Look at a different type of problem-- one that has important similarities to and differences from the constant sum and difference problems -- to allow students to ask the question themselves.

40 minutes

30 minutes

To start this off, I just tell the story of the Prom Tickets, with details and embellishments, to the class. I don't give them any handouts or even display this on the projector, because I think it feels more like a story and is more engaging for students than looking at another handout. I provide copies of this document for students after I tell them the story and they have started thinking about it.

Now the fun starts. Students get started. They ask questions and I don't answer them -- pretty much no matter what students ask me, I tell them, "I don't know, what do you think?" or "I don't know, how could you investigate this?" This is a great day to have computers with internet access so that students can use desmos.com/calculator to create data tables and try to find function rules to fit their data. Obviously, there is no need to tell them about how to do this, but I often ask them throughout the day's investigation: "Is there a way you could use the computer to make this easier?" or "Is there a way you could use the computer to test this?" (**MP5**).

Students are the ones who figure out how to think about this problem.

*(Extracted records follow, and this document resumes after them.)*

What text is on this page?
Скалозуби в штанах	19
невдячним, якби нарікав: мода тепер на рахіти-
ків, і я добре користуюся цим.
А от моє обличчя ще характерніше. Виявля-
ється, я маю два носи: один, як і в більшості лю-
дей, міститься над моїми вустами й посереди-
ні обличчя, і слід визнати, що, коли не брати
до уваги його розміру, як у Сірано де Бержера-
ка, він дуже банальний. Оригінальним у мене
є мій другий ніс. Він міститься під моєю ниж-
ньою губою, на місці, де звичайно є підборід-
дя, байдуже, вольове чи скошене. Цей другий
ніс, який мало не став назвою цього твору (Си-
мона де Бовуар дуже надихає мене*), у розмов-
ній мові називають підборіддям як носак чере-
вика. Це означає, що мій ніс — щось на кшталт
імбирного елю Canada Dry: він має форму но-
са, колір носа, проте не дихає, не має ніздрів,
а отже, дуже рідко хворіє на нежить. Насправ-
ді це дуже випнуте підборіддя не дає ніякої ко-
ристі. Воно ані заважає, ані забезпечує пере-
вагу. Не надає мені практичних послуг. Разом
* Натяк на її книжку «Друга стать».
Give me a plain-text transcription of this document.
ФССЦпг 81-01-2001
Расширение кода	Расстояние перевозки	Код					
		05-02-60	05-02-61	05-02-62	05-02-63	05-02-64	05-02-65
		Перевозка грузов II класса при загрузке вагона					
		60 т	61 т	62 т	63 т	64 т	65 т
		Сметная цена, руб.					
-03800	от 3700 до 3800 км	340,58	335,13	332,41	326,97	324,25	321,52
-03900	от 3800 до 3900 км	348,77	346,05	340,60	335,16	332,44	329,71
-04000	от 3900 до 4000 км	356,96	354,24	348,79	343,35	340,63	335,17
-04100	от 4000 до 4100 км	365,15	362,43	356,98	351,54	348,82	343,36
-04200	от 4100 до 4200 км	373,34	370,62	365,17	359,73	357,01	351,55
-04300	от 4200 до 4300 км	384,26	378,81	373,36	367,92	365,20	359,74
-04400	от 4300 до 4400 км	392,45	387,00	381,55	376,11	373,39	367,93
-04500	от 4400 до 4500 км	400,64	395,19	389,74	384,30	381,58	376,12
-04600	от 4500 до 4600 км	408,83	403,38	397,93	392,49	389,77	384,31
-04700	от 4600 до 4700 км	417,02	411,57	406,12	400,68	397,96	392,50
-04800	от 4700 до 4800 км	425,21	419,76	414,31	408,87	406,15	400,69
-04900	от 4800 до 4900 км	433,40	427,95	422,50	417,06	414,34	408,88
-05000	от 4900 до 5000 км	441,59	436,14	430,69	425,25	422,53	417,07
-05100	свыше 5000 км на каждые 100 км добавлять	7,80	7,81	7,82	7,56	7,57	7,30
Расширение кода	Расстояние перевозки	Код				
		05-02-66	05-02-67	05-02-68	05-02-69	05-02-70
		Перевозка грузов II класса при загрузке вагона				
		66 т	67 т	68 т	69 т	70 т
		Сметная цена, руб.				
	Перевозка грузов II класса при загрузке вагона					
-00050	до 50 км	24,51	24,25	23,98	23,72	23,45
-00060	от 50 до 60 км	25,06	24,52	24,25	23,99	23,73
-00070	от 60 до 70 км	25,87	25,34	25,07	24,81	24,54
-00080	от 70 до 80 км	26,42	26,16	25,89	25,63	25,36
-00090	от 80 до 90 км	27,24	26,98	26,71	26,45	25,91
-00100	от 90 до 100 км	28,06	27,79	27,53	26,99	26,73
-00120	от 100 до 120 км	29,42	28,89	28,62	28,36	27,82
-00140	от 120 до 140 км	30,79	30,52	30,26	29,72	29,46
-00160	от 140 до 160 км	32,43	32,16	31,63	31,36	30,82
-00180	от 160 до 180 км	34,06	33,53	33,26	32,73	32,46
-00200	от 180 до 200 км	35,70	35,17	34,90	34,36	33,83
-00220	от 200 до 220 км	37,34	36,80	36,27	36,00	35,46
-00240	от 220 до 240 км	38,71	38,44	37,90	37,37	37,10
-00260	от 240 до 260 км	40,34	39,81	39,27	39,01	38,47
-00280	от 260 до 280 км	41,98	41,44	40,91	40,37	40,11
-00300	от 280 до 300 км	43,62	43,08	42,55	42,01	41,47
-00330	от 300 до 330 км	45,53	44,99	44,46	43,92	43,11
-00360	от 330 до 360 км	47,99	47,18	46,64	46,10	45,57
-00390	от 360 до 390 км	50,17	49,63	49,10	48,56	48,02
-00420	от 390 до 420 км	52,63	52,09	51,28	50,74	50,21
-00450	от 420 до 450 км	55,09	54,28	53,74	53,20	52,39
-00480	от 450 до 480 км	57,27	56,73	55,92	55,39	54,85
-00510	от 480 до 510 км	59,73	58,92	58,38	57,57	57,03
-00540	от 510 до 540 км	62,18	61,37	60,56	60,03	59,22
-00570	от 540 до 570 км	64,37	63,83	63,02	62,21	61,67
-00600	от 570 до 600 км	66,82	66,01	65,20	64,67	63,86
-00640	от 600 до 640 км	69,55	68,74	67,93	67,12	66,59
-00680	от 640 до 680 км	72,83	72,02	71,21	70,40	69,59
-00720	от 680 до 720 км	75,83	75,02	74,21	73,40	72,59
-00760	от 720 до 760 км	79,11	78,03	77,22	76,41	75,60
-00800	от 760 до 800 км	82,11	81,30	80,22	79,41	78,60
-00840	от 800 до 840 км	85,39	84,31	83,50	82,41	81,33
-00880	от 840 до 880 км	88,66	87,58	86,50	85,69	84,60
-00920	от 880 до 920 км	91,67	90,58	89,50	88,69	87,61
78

This takes *way longer* than it would for you to tell them how to set up the data table, or even how to set up the function. In fact, it make take two or three days for students to fully understand how to use functions to solve this type of problem. This is all essential to making **MP1** a part of the class: students need time to think, without you telling them how to think about the problem, and they need to know that they have time to do things that might not work out. So I constantly tell them during the day's investigation: "You will have the whole week to figure this problem out--give yourself time to think. Don't rush. See if you can check your own ideas without asking me."

10 minutes

The closing of this lesson can vary depending upon what students actually figure out during the investigation. Usually, different groups of students have come up with different ideas. One nice way to close the lesson is to assign partners on the spot, based on students who have figured out different things or who have different ideas. To do this, I take a quick minute while students are still working and just jot down pairs on a piece of paper. I try to make pairs of students that have different ideas about the problem, but who have developed a similar amount of knowledge. (For instance, two students who have both made data tables, but organized them in different ways, or two students who have both attempted to write function rules but who have different rules.) I have found that students get distracted when I write these pairs on the board, and I want them to keep working while I figure out the pairings, so I write them on a piece of paper and then I display this using the document camera (or, if this isn't working, I just read their partners out loud.) I tell them that they have 60 seconds to find their partner, and then they need to learn as much as they can from their partner about the problem in the next 5 minutes.

After this, I ask students to write a check-out about what they learned about the problem so far, and what they still don't understand. You can have students share this with the whole class, or you can skip the writing and have students just share with each other. I like to ask them to write, even though I know that it is difficult for them to communicate their ideas through writing, just because I like that accountability. I stand at the door as students leave and I read their check-outs and ask them quick questions about what they wrote as they leave the class.